Another day, another slap in the face to immigrants. There are so many recent negative changes to talk about, but today I want to focus on the end of Military Parole in Place. This change is particularly painful as the granddaughter and sister of veterans and as someone who respects our service members and the sacrifices they make every single day.
Parole in Place (PIP) was created to ease the worry of deportation for certain family members of active duty or honorably discharged U.S. service members. A PIP approval erases an illegal entry to the United States and makes it as though the person entered the US lawfully. A legal entry is one of the requirements that someone must be able to show in order to get their green card in the United States. PIP created a great opportunity to legalize status for people whose only violation was how they came to the country. Without PIP, people would have to return to their home countries to get a visa - an expensive and stressful experience, if it was even possible (in some cases, the person would have to return home for ten years before trying to get a visa to return).

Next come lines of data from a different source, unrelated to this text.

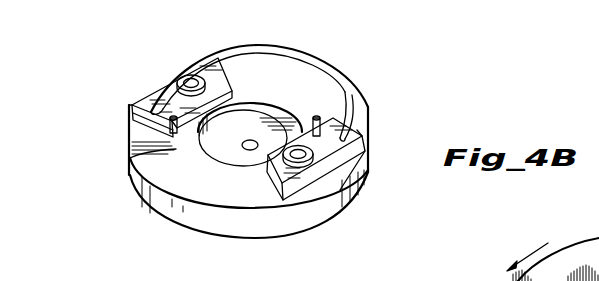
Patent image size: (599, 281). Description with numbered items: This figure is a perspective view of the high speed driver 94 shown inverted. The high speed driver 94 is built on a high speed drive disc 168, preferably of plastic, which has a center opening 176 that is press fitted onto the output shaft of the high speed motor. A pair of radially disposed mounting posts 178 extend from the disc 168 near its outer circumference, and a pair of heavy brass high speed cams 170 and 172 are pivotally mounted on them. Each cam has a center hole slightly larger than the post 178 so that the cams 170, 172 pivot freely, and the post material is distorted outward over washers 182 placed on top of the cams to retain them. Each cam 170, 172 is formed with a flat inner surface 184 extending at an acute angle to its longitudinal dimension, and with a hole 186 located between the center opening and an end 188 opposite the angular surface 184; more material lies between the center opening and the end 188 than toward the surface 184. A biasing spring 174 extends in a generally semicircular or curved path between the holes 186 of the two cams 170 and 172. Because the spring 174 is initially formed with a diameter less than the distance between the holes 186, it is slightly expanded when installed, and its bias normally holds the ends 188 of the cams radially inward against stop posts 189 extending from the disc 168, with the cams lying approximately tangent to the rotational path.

The high speed driver 94 is at (396, 103).
The high speed drive disc 168 is at (163, 195).
The high speed cam 170 is at (368, 168).
The high speed cam 172 is at (130, 105).
The biasing spring 174 is at (337, 85).
The center opening 176 is at (245, 142).
The mounting post 178 is at (192, 76).
The washer 182 is at (215, 63).
The flat inner surface 184 is at (222, 68).
The hole 186 is at (151, 104).
The end 188 is at (133, 122).
The stop post 189 is at (316, 116).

PIP is a national security issue. Imagine you serve in Afghanistan and your Pakistani wife entered the US unlawfully as a child. Without PIP, she would have to go back to Pakistan to obtain her immigrant visa. She would be extremely vulnerable as the spouse of a US service member. How would you be able to focus on your job when you’re worried that your wife will be kidnapped or worse?

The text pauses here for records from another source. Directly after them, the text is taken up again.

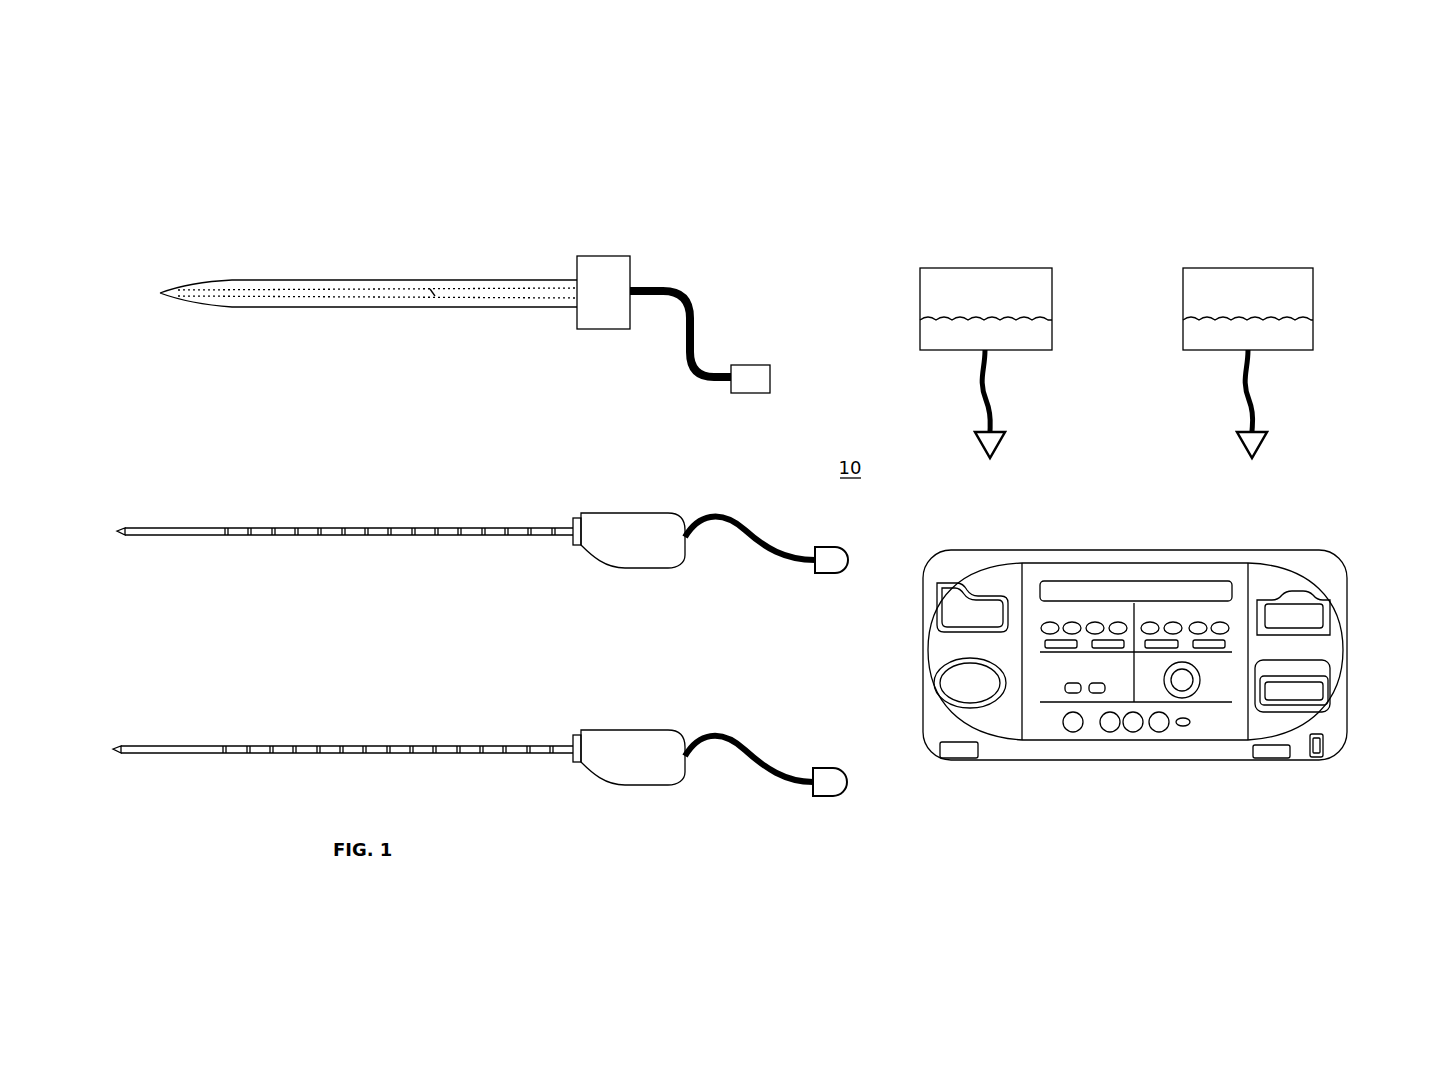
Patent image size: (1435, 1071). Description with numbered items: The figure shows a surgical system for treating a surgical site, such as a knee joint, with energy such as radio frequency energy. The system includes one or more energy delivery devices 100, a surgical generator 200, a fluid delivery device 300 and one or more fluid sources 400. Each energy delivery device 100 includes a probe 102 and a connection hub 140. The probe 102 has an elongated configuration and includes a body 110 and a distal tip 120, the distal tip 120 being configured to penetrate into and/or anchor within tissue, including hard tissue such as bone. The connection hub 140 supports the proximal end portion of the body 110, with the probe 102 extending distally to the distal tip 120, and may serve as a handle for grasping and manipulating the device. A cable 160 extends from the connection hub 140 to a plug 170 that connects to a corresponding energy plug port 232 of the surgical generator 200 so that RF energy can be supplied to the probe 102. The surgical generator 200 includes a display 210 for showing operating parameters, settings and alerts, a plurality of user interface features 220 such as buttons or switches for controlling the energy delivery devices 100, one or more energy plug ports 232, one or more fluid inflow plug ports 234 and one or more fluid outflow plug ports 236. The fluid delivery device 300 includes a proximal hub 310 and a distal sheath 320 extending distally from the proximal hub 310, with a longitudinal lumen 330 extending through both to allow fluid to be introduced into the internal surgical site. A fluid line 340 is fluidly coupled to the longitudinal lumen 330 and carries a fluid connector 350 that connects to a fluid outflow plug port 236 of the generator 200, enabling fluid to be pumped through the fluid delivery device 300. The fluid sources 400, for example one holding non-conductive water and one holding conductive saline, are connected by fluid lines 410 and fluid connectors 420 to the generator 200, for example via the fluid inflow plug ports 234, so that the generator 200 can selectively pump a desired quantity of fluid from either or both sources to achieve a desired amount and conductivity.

The energy delivery device 100 is at (368, 497).
The probe 102 is at (200, 535).
The body 110 is at (395, 535).
The distal tip 120 is at (118, 532).
The connection hub 140 is at (597, 551).
The cable 160 is at (752, 553).
The plug 170 is at (825, 573).
The surgical generator 200 is at (1088, 795).
The display 210 is at (1180, 587).
The user interface features 220 is at (1150, 630).
The energy plug port 232 is at (955, 605).
The fluid inflow plug port 234 is at (965, 760).
The fluid outflow plug port 236 is at (1300, 688).
The fluid delivery device 300 is at (405, 262).
The proximal hub 310 is at (598, 327).
The distal sheath 320 is at (337, 315).
The longitudinal lumen 330 is at (425, 293).
The fluid line 340 is at (690, 377).
The fluid connector 350 is at (773, 378).
The fluid source 400 is at (930, 334).
The fluid line 410 is at (990, 396).
The fluid connector 420 is at (995, 452).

PIP also shows respect for our veterans and addresses potential special needs. Someone who served our country should have their spouse, parent or child deported for merely being in the US without inspection. How can our country demand that people put their lives on their line, but can’t give them peace regarding their family?
To the best of my knowledge, there is no exact date that PIP will end, but we know the end is coming within three to four weeks. If you have PIP, you are fine and can use it for meeting the legal entry requirement (though you can’t renew PIP). If you are the parent, child, or spouse of an active duty service member or veteran, talk to an immigration attorney as soon as possible to see if you’re eligible for PIP and apply while you can.